The novelty of modern guerrilla war, therefore, is not so much military. The guerrillas of today may have at their disposal much better equipment than did their predecessors, but they are still invariably much worse armed than their opponents (they derive a large part of their armament—in the early stages, probably most of it—from what they can capture, buy or steal from the other side, and not, as Pentagon folklore holds, from foreign supplies). Until the ultimate phase of guerrilla war, when the guerrilla force becomes an army, and may actually face and defeat its adversaries in open battle, as at Dienbienphu, there is nothing in the purely military pages of Mao, Vo Nguyen Giap, Che Guevara or other manuals of guerrilla warfare, which a traditional guerrillero or band leader would regard as other than simple common sense.
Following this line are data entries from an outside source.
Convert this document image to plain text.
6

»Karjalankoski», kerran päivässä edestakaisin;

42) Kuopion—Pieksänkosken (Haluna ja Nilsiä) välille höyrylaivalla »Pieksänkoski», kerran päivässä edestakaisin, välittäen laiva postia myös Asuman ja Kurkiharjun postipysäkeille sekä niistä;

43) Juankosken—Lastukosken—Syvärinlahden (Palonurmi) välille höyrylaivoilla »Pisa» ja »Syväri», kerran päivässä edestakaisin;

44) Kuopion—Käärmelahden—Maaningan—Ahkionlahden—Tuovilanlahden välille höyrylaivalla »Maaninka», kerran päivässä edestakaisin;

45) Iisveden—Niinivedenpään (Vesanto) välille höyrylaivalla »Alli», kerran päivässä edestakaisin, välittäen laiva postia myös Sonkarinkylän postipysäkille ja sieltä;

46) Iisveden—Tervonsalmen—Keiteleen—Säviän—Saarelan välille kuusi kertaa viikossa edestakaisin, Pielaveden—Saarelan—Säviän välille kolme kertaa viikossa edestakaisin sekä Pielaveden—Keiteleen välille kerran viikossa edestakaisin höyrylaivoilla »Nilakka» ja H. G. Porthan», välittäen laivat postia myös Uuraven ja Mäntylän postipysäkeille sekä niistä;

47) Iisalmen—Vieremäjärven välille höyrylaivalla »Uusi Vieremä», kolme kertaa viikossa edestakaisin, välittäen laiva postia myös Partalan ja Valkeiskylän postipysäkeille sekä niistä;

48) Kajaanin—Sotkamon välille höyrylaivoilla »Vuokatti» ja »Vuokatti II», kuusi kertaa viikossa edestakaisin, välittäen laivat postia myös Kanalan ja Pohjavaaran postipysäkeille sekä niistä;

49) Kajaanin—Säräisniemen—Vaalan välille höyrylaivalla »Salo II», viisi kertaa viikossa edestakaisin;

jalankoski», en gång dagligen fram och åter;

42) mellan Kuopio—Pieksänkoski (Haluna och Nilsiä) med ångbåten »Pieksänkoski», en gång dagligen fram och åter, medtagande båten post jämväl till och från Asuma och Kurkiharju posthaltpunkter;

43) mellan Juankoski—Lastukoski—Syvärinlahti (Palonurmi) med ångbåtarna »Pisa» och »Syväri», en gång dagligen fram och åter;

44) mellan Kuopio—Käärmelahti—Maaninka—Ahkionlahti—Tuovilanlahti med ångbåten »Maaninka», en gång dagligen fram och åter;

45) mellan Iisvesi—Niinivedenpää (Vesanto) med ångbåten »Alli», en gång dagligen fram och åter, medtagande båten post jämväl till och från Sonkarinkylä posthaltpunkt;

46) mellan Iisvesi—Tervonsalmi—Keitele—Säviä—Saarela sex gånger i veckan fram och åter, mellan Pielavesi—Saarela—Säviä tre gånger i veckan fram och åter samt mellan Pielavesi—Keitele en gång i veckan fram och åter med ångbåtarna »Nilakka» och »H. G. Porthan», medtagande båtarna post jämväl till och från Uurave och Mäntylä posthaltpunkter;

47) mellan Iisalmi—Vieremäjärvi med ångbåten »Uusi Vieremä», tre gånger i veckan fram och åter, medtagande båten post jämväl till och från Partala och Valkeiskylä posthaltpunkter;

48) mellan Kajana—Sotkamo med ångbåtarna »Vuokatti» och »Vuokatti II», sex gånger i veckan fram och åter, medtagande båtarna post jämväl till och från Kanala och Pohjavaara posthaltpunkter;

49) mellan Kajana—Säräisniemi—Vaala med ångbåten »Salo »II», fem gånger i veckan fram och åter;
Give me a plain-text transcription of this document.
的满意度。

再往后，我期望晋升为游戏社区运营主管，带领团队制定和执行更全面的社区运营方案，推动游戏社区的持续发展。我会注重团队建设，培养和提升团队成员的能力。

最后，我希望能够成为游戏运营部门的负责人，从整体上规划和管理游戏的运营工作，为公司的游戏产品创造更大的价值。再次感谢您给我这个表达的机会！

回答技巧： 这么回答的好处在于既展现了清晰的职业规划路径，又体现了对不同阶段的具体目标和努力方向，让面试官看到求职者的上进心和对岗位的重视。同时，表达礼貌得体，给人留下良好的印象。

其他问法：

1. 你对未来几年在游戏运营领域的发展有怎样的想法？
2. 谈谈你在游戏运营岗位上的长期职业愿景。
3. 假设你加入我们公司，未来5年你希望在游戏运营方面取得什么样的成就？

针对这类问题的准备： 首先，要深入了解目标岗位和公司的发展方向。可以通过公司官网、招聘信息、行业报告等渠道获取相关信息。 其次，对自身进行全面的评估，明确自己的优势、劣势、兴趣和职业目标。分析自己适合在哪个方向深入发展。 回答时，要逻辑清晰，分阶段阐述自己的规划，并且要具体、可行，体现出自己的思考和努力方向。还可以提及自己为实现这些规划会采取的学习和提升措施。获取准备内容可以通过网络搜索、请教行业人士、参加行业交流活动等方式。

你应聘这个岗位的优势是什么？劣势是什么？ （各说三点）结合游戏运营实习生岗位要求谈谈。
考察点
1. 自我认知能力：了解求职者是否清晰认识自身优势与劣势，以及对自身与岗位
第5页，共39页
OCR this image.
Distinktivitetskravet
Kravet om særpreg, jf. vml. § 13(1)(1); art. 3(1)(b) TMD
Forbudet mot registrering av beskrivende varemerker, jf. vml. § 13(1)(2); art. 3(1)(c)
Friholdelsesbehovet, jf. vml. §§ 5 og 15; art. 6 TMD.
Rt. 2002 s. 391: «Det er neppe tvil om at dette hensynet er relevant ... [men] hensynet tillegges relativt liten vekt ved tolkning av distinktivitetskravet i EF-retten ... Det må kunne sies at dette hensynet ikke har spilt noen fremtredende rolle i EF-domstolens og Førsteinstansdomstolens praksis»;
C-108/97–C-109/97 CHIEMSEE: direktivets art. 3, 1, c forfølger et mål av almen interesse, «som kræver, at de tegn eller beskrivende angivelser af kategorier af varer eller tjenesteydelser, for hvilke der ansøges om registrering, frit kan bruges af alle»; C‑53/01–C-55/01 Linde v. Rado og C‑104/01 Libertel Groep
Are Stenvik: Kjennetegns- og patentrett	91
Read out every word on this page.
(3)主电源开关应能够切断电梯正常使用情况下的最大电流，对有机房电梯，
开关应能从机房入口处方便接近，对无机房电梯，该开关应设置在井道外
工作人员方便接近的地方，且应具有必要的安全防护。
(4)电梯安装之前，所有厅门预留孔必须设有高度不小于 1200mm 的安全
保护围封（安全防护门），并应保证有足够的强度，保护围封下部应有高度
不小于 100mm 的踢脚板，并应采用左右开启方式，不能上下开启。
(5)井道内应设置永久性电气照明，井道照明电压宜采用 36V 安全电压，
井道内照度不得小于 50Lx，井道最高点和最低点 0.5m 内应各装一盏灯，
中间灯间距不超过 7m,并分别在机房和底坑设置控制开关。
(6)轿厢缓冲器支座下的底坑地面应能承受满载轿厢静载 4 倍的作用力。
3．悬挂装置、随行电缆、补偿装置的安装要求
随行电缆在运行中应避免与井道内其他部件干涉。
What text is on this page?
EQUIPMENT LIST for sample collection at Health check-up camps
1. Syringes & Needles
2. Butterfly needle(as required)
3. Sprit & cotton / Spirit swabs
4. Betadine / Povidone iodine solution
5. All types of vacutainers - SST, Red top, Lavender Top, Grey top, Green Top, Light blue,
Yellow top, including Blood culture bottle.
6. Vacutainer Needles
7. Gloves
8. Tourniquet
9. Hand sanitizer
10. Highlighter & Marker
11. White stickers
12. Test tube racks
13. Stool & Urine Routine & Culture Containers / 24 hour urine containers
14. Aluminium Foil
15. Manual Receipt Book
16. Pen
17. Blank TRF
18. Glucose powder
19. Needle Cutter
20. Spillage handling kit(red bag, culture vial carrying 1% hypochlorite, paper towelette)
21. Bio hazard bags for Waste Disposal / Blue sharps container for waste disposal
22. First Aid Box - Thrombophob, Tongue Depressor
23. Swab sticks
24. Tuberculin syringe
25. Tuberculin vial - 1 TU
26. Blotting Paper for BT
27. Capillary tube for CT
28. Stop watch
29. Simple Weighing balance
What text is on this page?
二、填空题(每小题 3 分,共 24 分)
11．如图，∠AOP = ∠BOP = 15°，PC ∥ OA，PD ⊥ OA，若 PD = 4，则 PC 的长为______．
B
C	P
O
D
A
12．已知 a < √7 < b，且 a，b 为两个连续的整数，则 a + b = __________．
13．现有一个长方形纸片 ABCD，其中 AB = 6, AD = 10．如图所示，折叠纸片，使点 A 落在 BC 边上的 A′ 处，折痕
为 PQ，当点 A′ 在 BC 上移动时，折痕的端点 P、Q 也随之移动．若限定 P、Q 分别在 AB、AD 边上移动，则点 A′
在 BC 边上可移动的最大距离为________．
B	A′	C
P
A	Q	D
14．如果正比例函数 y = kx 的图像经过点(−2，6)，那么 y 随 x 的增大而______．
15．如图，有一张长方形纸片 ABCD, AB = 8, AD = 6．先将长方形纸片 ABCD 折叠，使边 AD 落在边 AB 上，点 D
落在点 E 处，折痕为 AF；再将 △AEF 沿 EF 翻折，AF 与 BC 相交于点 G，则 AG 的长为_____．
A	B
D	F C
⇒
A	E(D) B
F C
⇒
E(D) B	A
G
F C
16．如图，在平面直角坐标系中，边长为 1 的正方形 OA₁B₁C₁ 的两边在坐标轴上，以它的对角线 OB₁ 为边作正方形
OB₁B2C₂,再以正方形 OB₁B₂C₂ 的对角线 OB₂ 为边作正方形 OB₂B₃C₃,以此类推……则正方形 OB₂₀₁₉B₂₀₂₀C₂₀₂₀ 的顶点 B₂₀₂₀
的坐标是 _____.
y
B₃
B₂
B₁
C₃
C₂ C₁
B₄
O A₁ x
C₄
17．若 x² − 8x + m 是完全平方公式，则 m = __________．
The novelty is political, and it is of two kinds. First, situations are now more common when the guerrilla force can rely on mass support in widely different areas of its country. It does so in part by appealing to the common interest of the poor against the rich, the oppressed against the government; and in part by exploiting nationalism or the hatred of foreign occupiers (often of another colour). It is, once again, only the folklore of military experts that ‘peasants want only to be left alone’. They don’t. When they have no food, they want food; when they have no land, they want land; when they are cheated by the officials of a remote capital, they want to get rid of them. But above all they want rights as men and when ruled by foreigners, to get rid of the foreigners. One ought to add that an effective guerrilla war is possible only in countries in which such appeals can be successfully made to a high percentage of the rural population in a high proportion of the country’s territory. One of the major reasons for the defeat of guerrilla war in Malaya and Kenya was that these conditions did not obtain: the guerrillas were drawn almost entirely from among the Chinese or Kikuyu, whereas the Malays (the rural majority) and the rest of Kenya remained largely outside the movement.